DAD provides several mechanisms for error handling and recovery:

  1. Conditional Branching: Route execution based on success or failure
  2. Error Events: Emit events when errors occur to trigger handlers
  3. Run State Tracking: Track the state of each component execution
  4. Continuation: Support for continuing execution from a previous point
# Handling errors with conditional branches
flow.connect("main_node", "success_node", on_success=True)
flow.connect("main_node", "error_handler", on_error=True)

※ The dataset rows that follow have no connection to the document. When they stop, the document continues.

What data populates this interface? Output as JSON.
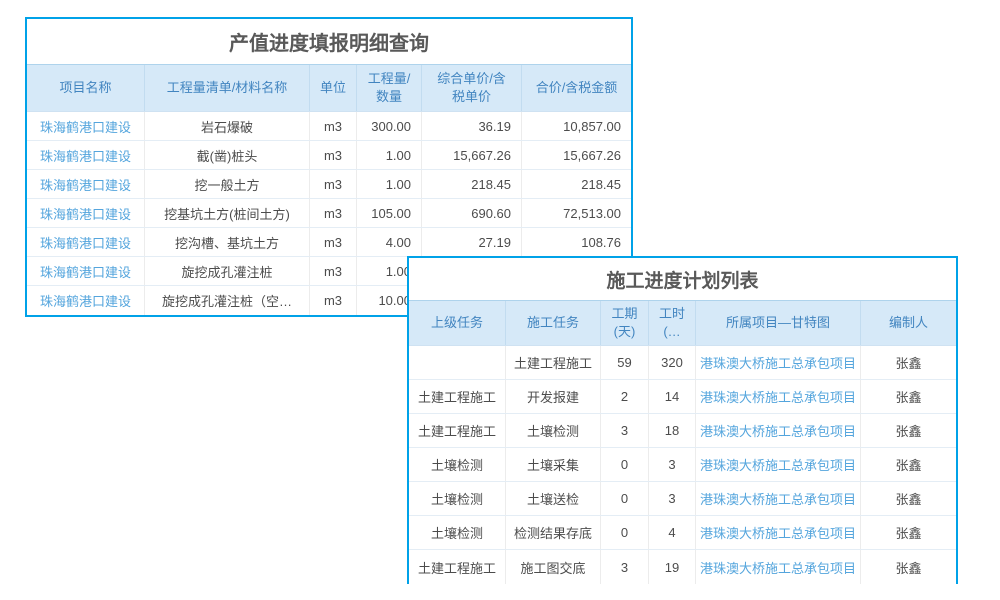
{
  "colors": {
    "table_border": "#00a2e8",
    "header_bg": "#d6e9f8",
    "header_text": "#4285c0",
    "link": "#54a5dd",
    "title_text": "#595959",
    "body_text": "#4c4c4c"
  },
  "table1": {
    "title": "产值进度填报明细查询",
    "columns": [
      "项目名称",
      "工程量清单/材料名称",
      "单位",
      "工程量/\n数量",
      "综合单价/含\n税单价",
      "合价/含税金额"
    ],
    "rows": [
      {
        "project": "珠海鹤港口建设",
        "item": "岩石爆破",
        "unit": "m3",
        "qty": "300.00",
        "price": "36.19",
        "amount": "10,857.00"
      },
      {
        "project": "珠海鹤港口建设",
        "item": "截(凿)桩头",
        "unit": "m3",
        "qty": "1.00",
        "price": "15,667.26",
        "amount": "15,667.26"
      },
      {
        "project": "珠海鹤港口建设",
        "item": "挖一般土方",
        "unit": "m3",
        "qty": "1.00",
        "price": "218.45",
        "amount": "218.45"
      },
      {
        "project": "珠海鹤港口建设",
        "item": "挖基坑土方(桩间土方)",
        "unit": "m3",
        "qty": "105.00",
        "price": "690.60",
        "amount": "72,513.00"
      },
      {
        "project": "珠海鹤港口建设",
        "item": "挖沟槽、基坑土方",
        "unit": "m3",
        "qty": "4.00",
        "price": "27.19",
        "amount": "108.76"
      },
      {
        "project": "珠海鹤港口建设",
        "item": "旋挖成孔灌注桩",
        "unit": "m3",
        "qty": "1.00",
        "price": "",
        "amount": ""
      },
      {
        "project": "珠海鹤港口建设",
        "item": "旋挖成孔灌注桩（空…",
        "unit": "m3",
        "qty": "10.00",
        "price": "",
        "amount": ""
      }
    ]
  },
  "table2": {
    "title": "施工进度计划列表",
    "columns": [
      "上级任务",
      "施工任务",
      "工期\n(天)",
      "工时\n(…",
      "所属项目—甘特图",
      "编制人"
    ],
    "rows": [
      {
        "parent": "",
        "task": "土建工程施工",
        "duration": "59",
        "hours": "320",
        "project": "港珠澳大桥施工总承包项目",
        "author": "张鑫"
      },
      {
        "parent": "土建工程施工",
        "task": "开发报建",
        "duration": "2",
        "hours": "14",
        "project": "港珠澳大桥施工总承包项目",
        "author": "张鑫"
      },
      {
        "parent": "土建工程施工",
        "task": "土壤检测",
        "duration": "3",
        "hours": "18",
        "project": "港珠澳大桥施工总承包项目",
        "author": "张鑫"
      },
      {
        "parent": "土壤检测",
        "task": "土壤采集",
        "duration": "0",
        "hours": "3",
        "project": "港珠澳大桥施工总承包项目",
        "author": "张鑫"
      },
      {
        "parent": "土壤检测",
        "task": "土壤送检",
        "duration": "0",
        "hours": "3",
        "project": "港珠澳大桥施工总承包项目",
        "author": "张鑫"
      },
      {
        "parent": "土壤检测",
        "task": "检测结果存底",
        "duration": "0",
        "hours": "4",
        "project": "港珠澳大桥施工总承包项目",
        "author": "张鑫"
      },
      {
        "parent": "土建工程施工",
        "task": "施工图交底",
        "duration": "3",
        "hours": "19",
        "project": "港珠澳大桥施工总承包项目",
        "author": "张鑫"
      }
    ]
  }
}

# Continuing from a previous run
run_context = RunContext(
root_component_id="my_agent",
project_root=Path("."),
previous_run_id="run_20231015_123456", # ID of the previous run
start_hierarchy_path="agent.flow1.node3" # Continue from this node
)

Observability

The execution model integrates deeply with the observability system:

  • Tracing: Capture the execution path through components
  • Logging: Log events and state changes during execution
  • Metrics: Collect performance and behavioral metrics
  • Artifacts: Store execution inputs, outputs, and intermediate results

This integration enables detailed analysis and debugging of agent execution.

Execution Lifecycle

A complete execution lifecycle follows these steps:

  1. Definition: Create component definitions (agents, flows, nodes)
  2. Context Creation: Create run and execution contexts
  3. Runner Setup: Create and configure component runners
  4. Execution: Execute components through their runners
  5. Result Collection: Collect and process execution results
  6. Artifact Management: Store artifacts for analysis and future reference
  7. Run Completion: Finalize the run and update status

This structured lifecycle ensures consistent, reproducible execution across different environments and use cases.